In 1903, Ralph Whitehead, who studied with John Ruskin at Oxford, bought 1,500 mountainside acres and realised his vision of an Arts and Crafts utopia by building the Byrdcliffe Arts Colony. Like attracted like and, ever since, Woodstock has been a magnet for artists, musicians and dreamers. That bohemian spirit is what tempted many such as Bob Dylan and Van Morrison to Woodstock in the 1960s, before the festival.
There’s one main street, Tinker Street, and no traffic lights (we’re proud of that, but annoyed when someone takes too long to turn left). Proposals for chain stores are met with protests, and the town board (full disclosure: my stepfather is a town councillor) voted for a resolution to impeach George Bush and Dick Cheney in 2006. And it’s really in the wilds – we have bears.
Celebrities dip in and out – my mother had Uma Thurman in her Pilates class for a while and the Clintons came through last summer and stayed at the high-end Emerson Resort & Spa (emersonresort.com). Everyone has come up to record albums, from the Rolling Stones to Norah Jones, and many musicians make their home here. Levon Helm of The Band is a local and Kate Pierson from The B-52s opened Kate’s Lazy Meadow Motel (lazymeadow.com), a mid-century modern whimsy, a few years ago.
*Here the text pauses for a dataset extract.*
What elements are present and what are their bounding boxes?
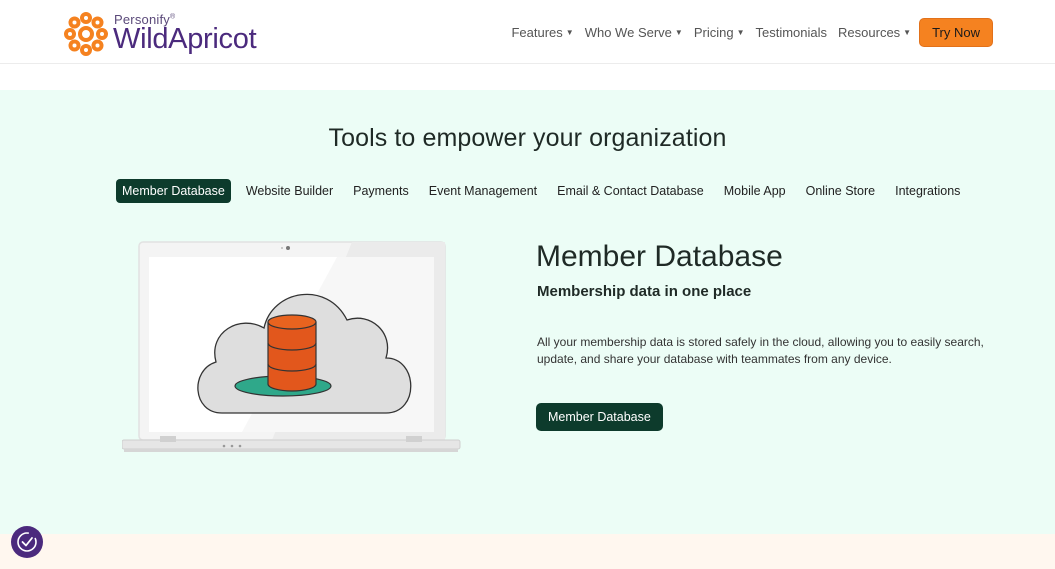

But there’s a raggedy edge to Woodstock (and that’s not because of the bears) that keeps it from being another jewel-box tourist trap, despite white clapboard houses and native bluestone pavements. Tourists won’t be disappointed with the high proportion of stores such as Not Fade Away, Dharmaware and Pondicherry selling tie-dye T-shirts and hemp yoga clothes – these stores are the reason it took 30 years and a trip to India to get me into a tunic top. Shabby-chic lovers will be happy in the Chez Grand’Mere French country store. Drop into the art galleries, such as Woodstock Artists Association & Museum (woodstockart.org) or the Kleinert/James Arts Center for performance art, readings and exhibits.
A car is a necessity and tourists are known by their New Jersey licence plates or their white-knuckle grips as they negotiate the winding mountain roads. Only a five-minute drive from town, the Byrdcliffe Guild allows self-guided walking tours past the artists-in-residence cabins and the iconic theatre with its dark-stained boards. One of Ralph Whitehead’s collaborators, artist Hervey White, struck out on his own and built Maverick Concert Hall (maverickconcerts.org) deep in the woods south of town. Using local pine and Arts and Crafts techniques, he created a building both utilitarian and beautiful, and a musicians’ colony was born. The Maverick Concerts have been running since 1916, the nation’s oldest summer chamber music festival, and White’s boho fundraising festivals were the spiritual forerunner of the Woodstock Festival.